Before I was in radio, I was a talk radio caller. In my misspent youth during the 70’s and early 80’s, I usually called in as some character, trying to bend the topical conversation toward the absurd. That was a hard thing to do back then, as talk radio took itself much more seriously back then.

I would often call up as a redneck from a bar on Nebraska Avenue, offering unsolicited opinions not unlike Foghorn Leghorn or his radio ancestor, Senator Claghorn. Another of my characters was dubbed "Jim Beam" by one of the hosts. Beam was mainly an advocate (though not a very effective one) for the then-controversial concept of raising the drinking age back to 21. The 1980 election was a great time to pull the chains of the usually portentious and often pretentious talk hosts of the era. Sometimes I would call in as a brittle, cartoonish version of a liberal, then turn around and call in with a different voice as a conservative and berate myself!

Deciding to go legit after being threatened with arrest by Drew Hayes, I became a board operator at WFNN and later WPLP-AM radio during the 80’s, which many consider to be Tampa Bay talk radio’s golden age. This was the era of hosts like David Fowler, Bob Lassiter, Tim Coles, Richard Shanks, Jack Ellery, Dick Norman and some fellow named Webb. I worked with or around most of these legends (the exception being, regrettably, Norman). I even managed to wheedle my own show during some of the 80’s, starting with the local "swap shop" show and graduating to a general-interest show on the weekends. This was back when even a talk station in Tampa felt it had to have someone live and local on a Saturday night, which hasn’t been the case since the mid-90’s or so.

I received karma from my earlier career as a crank caller as I was often burned by various mutations of the legendary Lionel. Oh well, I also got some dates off the phones as well, especially Sunday nights when the astrology show was on.

New ownership came to WPLP and promptly wrecked the station, then tried desperately to revive it with fresh new talent. I got to know people like Jay Marvin, Tom Bauerle, and Mark Davis, all of whom are rock-solid legends in the business now in their respective markets , but who found Tampa a treacherous market in which to gain a foothold (especially at WPLP, which had been renamed WTKN and promptly disappeared from most people’s consciousness).

I got to wander through the smoldering wreckage of WTKN as Program Director for three years.
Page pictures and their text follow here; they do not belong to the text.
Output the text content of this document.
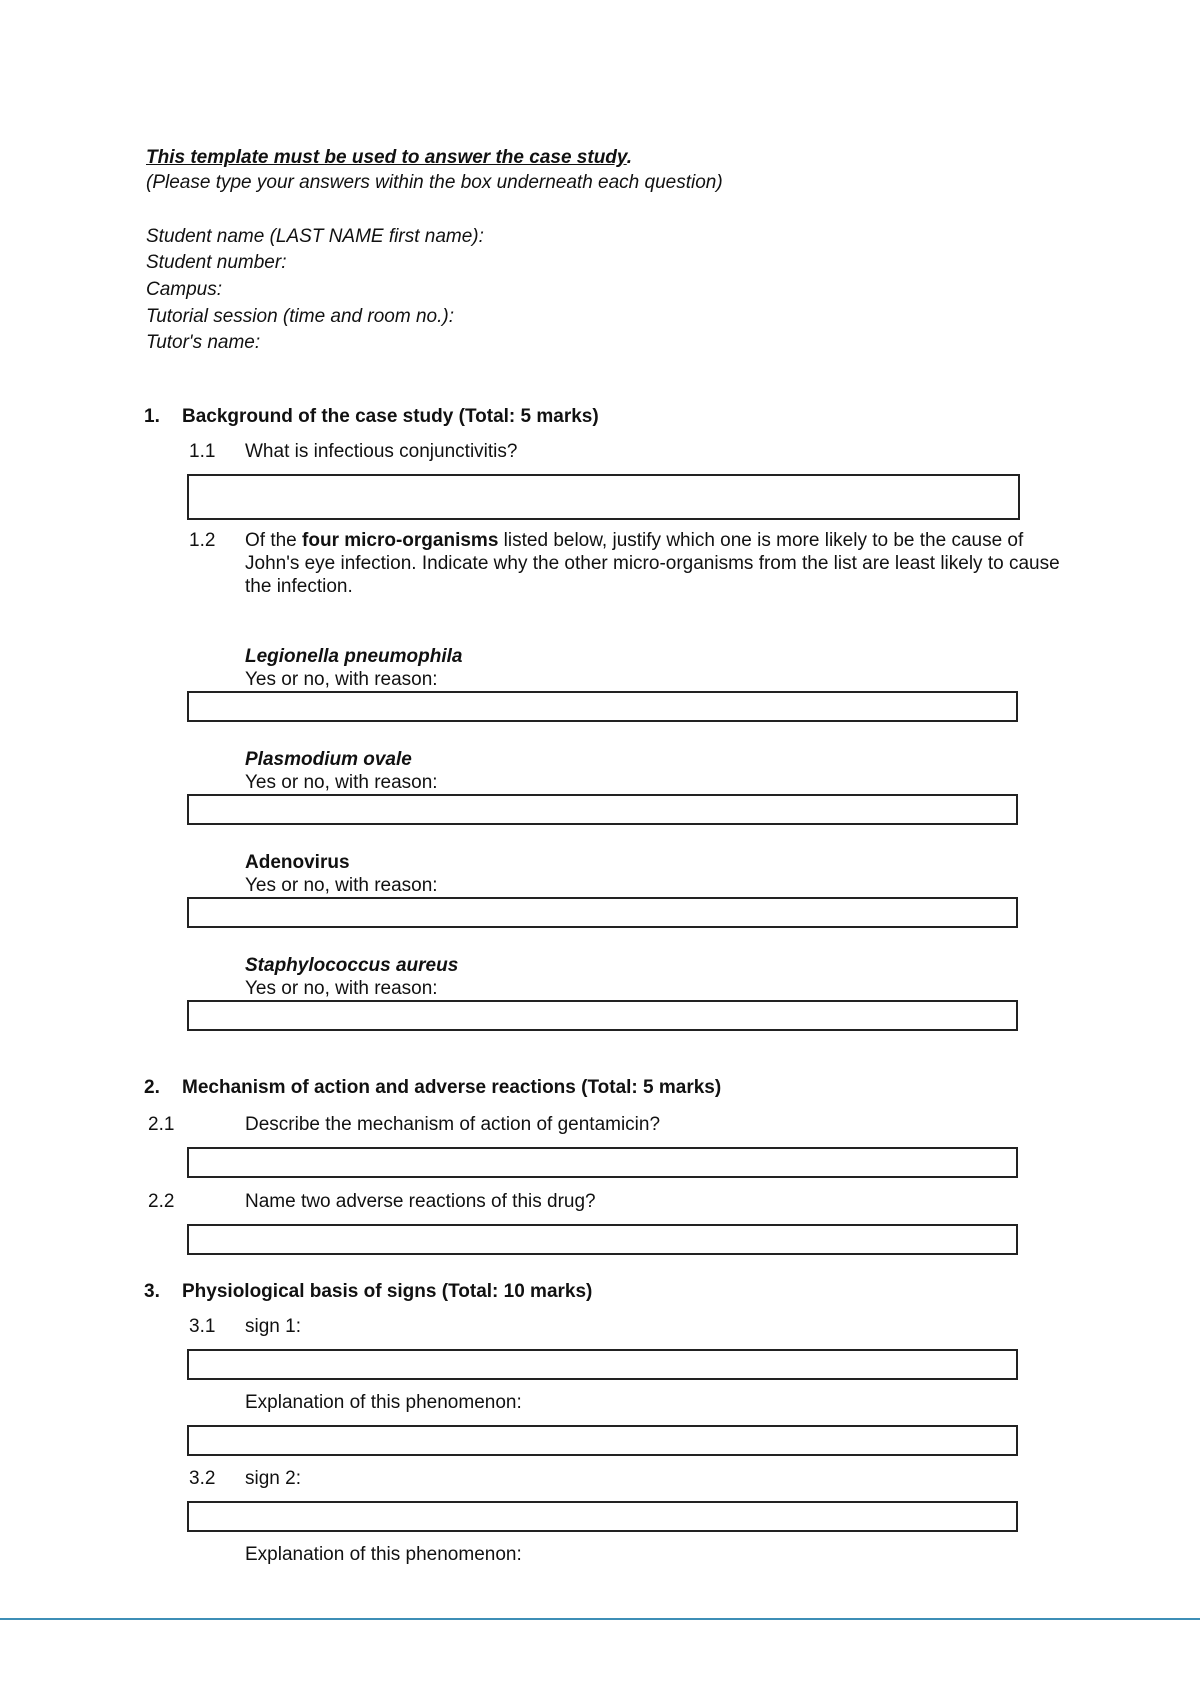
This template must be used to answer the case study.
(Please type your answers within the box underneath each question)
Student name (LAST NAME first name):
Student number:
Campus:
Tutorial session (time and room no.):
Tutor's name:
1. Background of the case study (Total: 5 marks)
1.1 What is infectious conjunctivitis?
1.2 Of the four micro-organisms listed below, justify which one is more likely to be the cause of John's eye infection. Indicate why the other micro-organisms from the list are least likely to cause the infection.
Legionella pneumophila
Yes or no, with reason:
Plasmodium ovale
Yes or no, with reason:
Adenovirus
Yes or no, with reason:
Staphylococcus aureus
Yes or no, with reason:
2. Mechanism of action and adverse reactions (Total: 5 marks)
2.1	Describe the mechanism of action of gentamicin?
2.2	Name two adverse reactions of this drug?
3. Physiological basis of signs (Total: 10 marks)
3.1 sign 1:
Explanation of this phenomenon:
3.2 sign 2:
Explanation of this phenomenon:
During that time, the station was sold to Paxson Communications, the company that later put the PAX TV network on the air. I was told to gear up the station for an all-news format. Not having a big budget to work with, I hired a lot of talented – but often very green – people, and gave them a lot of responsibility. Since I didn’t have a news background at that time, it was the blind leading the blind.

But it was an energetic group and the sparks flew when they were all on a story. The atmosphere was a LOT like the 1990’s TV comedy NewsRadio – I often wonder if one of their writers had been spying on our little cubbyhole on 4th Street in St. Pete. The whole gear-up exploded when it was exposed that we were trying to launch a 21st-century news operation with 1990’s-era DOS-based software. Long gaps of dead air and embarrassing pauses as sound bites failed to play brought our momentum to a grinding stop. Today it would be a snap.

After that fiasco, they brought in somebody else to whip the troops into shape, and I moved on to other duties. Eventually, they brought me back to the newsroom, where I worked the phones aggressively and got into street reporting. From about 1992 on, I would file stories from time to time for CBS News Radio. I continued doing that after WHNZ shut down its news operation in 1999.

Today I split my time between the APD position at WHNZ and covering stories of national interest.